Diese positive Resonanz spornt Maniaci an, weiterzumachen. "Guter Journalismus hat eine starke Wirkung, er lenkt und korrigiert", zitiert der Reporter Giuseppe Fava, einen sizilianischen Kollegen, der 1984 von der Mafia getötet wurde.
Erstaunlicherweise gehört die Mafia zu seinen eifrigsten Zuschauern. Seit der Einführung von DVB-T kann "Telejato" in der gesamten Provinz Palermo per Antenne digital empfangen werden.
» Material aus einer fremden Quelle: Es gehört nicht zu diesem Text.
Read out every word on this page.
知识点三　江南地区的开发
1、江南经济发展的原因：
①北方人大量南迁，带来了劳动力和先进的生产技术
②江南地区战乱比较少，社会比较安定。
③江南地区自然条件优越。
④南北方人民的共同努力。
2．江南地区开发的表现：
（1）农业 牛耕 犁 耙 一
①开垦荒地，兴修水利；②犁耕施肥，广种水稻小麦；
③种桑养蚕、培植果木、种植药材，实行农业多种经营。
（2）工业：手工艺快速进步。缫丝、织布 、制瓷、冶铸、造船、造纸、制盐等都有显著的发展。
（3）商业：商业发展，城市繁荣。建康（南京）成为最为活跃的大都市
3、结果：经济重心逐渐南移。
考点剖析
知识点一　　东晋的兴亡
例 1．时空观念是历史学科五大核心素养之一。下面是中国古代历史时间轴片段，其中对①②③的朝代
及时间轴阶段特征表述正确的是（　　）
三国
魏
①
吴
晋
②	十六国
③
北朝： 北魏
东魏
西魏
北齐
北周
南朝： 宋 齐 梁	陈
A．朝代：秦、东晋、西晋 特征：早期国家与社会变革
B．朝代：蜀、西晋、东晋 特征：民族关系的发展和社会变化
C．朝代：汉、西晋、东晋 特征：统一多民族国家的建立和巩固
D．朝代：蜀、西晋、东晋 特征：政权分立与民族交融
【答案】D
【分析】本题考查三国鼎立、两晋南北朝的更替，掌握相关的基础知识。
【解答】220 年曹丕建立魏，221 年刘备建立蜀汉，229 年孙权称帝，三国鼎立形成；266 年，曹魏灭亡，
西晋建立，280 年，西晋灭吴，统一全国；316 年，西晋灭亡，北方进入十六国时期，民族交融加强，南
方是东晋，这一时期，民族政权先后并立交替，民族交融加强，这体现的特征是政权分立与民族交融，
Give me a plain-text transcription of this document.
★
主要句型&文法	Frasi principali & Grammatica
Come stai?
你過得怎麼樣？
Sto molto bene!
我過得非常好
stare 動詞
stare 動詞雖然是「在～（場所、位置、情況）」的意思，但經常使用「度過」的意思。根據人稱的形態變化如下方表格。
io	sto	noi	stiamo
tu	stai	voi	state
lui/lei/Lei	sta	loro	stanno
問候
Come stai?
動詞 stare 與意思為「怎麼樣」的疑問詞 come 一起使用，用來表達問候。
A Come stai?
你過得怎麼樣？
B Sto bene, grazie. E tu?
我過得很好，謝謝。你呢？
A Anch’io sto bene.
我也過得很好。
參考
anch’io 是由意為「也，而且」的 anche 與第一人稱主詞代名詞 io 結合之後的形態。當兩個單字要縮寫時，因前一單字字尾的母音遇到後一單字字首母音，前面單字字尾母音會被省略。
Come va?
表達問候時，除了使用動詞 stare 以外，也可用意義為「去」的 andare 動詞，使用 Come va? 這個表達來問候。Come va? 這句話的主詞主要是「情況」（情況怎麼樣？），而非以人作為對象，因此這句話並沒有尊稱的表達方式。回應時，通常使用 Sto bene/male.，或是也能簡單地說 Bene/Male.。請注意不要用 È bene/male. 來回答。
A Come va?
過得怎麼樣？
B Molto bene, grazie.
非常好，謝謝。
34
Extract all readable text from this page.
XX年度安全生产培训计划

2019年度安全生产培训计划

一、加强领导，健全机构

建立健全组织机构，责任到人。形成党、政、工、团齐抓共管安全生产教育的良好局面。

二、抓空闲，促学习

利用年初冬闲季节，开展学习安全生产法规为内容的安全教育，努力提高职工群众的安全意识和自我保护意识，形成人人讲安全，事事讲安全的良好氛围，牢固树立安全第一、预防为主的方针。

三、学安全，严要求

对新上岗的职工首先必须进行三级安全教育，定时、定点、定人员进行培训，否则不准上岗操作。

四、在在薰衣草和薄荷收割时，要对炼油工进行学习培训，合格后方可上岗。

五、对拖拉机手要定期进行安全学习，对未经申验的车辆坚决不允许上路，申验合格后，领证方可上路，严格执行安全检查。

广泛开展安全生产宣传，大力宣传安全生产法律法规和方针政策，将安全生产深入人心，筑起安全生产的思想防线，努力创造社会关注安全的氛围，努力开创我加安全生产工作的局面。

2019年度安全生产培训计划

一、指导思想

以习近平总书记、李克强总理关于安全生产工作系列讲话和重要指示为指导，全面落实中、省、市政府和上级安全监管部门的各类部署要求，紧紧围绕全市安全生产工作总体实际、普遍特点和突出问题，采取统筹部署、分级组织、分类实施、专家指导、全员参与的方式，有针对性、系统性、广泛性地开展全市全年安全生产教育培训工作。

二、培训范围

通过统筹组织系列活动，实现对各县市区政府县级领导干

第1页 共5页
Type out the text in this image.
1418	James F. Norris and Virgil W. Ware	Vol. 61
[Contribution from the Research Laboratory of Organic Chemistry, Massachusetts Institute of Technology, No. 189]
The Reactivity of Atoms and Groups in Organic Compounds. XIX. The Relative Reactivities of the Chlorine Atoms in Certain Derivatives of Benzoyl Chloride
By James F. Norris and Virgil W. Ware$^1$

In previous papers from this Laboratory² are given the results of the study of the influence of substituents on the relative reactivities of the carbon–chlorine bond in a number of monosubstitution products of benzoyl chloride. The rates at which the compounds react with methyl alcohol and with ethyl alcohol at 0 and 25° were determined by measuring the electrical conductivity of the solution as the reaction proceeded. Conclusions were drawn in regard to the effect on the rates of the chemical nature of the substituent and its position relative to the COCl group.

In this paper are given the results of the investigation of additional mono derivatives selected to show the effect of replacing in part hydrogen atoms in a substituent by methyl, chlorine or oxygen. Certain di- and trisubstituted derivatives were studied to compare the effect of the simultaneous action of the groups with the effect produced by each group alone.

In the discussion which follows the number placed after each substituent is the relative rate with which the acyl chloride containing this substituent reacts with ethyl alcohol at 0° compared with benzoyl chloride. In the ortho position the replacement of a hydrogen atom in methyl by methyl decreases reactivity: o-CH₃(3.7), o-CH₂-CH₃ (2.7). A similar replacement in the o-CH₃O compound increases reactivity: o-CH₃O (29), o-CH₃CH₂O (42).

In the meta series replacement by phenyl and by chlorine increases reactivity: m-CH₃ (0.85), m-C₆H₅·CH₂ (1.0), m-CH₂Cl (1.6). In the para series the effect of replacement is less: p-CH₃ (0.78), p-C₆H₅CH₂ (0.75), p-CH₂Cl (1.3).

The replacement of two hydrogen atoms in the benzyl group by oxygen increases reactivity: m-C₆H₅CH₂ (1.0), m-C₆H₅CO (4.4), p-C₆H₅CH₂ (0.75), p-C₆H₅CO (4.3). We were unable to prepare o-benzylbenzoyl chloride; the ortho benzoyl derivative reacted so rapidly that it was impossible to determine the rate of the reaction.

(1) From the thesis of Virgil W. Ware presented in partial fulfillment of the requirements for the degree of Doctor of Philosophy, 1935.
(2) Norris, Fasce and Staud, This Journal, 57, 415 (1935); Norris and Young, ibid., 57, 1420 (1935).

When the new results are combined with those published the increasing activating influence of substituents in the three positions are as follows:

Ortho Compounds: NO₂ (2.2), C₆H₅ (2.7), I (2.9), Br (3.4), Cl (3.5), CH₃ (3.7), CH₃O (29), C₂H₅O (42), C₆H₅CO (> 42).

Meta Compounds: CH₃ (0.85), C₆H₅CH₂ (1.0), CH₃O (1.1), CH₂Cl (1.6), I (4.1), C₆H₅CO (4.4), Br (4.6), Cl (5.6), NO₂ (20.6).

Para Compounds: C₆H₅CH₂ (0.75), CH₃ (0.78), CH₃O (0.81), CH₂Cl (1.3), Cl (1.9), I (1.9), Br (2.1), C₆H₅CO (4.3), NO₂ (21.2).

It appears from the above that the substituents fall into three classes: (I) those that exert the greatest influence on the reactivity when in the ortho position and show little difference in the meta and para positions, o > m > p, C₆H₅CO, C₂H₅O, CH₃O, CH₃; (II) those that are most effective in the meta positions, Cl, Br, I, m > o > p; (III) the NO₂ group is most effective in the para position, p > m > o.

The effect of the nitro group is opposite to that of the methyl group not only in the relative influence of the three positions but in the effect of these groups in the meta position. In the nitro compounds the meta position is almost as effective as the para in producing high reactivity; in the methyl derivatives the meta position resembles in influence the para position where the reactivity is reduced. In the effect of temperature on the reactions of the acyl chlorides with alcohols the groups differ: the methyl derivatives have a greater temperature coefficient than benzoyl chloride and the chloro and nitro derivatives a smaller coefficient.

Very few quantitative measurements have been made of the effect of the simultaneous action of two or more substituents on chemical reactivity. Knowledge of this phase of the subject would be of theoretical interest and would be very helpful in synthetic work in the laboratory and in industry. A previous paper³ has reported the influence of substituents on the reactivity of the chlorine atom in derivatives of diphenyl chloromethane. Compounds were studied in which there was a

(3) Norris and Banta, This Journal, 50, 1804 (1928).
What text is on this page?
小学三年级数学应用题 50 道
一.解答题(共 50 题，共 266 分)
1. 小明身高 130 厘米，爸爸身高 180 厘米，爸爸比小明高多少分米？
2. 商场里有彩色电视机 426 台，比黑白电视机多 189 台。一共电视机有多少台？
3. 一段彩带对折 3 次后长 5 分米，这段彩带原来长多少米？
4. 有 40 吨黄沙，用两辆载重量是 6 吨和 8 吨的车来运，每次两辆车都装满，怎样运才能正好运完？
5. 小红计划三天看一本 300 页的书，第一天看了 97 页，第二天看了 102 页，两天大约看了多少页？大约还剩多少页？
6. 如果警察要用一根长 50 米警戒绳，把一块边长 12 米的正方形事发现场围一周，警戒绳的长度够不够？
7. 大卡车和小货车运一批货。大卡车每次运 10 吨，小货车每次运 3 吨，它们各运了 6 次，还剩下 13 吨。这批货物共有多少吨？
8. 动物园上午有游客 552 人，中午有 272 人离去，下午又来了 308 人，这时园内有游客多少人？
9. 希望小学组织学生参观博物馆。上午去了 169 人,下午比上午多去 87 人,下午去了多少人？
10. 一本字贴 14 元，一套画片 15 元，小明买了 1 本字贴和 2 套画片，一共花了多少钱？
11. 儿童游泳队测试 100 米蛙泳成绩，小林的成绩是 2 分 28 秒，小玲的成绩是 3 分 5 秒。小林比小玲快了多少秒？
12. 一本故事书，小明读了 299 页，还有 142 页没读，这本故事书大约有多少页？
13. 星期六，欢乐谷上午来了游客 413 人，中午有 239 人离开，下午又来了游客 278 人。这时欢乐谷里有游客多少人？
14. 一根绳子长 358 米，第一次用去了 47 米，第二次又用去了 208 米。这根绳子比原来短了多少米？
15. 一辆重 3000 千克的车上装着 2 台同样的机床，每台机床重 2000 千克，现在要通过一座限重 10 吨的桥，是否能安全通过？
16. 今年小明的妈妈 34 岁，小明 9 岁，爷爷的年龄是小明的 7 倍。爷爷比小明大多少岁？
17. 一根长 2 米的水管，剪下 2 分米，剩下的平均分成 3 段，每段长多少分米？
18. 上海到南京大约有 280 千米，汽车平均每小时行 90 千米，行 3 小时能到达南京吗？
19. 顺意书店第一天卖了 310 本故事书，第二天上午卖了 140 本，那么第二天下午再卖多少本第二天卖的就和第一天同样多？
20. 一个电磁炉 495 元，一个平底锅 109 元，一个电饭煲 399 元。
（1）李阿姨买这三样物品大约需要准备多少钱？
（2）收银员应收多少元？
Sogar Gefängnisinsassen schauen seine Sendung, sagt Maniaci. Vor einigen Jahren gab der Bruder eines der mächtigsten Mafiabosse in einem Interview mit dem Sender im Städtchen Corleone zu, "Telejato" zu schauen. Kurz darauf erfuhr man, sein untergetauchter Bruder Bernardo Provenzano habe seine Antenne so ausgerichtet, dass er "Telejato" empfangen könne. "Wenn man die Polizeibänder abhört, hört man unsere Erkennungsmelodie", meint Maniaci.Maniaci ist zuversichtlich, dass sich seine Heimat zum Besseren wandelt. Ein Großteil der Mafia-Aktivitäten habe sich nach Norditalien verlagert, erklärt er - der Beweis dafür, dass Sizilien "Antikörper" entwickelt habe.
Zweifellos hat er zu dieser Entwicklung beigetragen - mit der Gründung von LiberJato, einer der vielen neuen lokalen Anti-Mafia-Organisationen, und mit der freien Journalistenschule Telejunior. 2012, im ersten Jahr ihres Bestehens, hatte die Schule 50 Studenten, dieses Jahr gibt es 150 Plätze.
Die Anerkennung für seine mutige Haltung zur Mafia zeigt Maniaci, dass seine Landsleute langsam begreifen: Die Mafia ist nicht unbezwingbar. Die Tage der Mafia sind gezählt, sagt er lächelnd mit einem Augenzwinkern. "Es gibt 5000 Mafiosi, und wir sind fünf Millionen", stellt er fest. "Das ist einer gegen Tausend. wir können es ihnen locker zeigen!"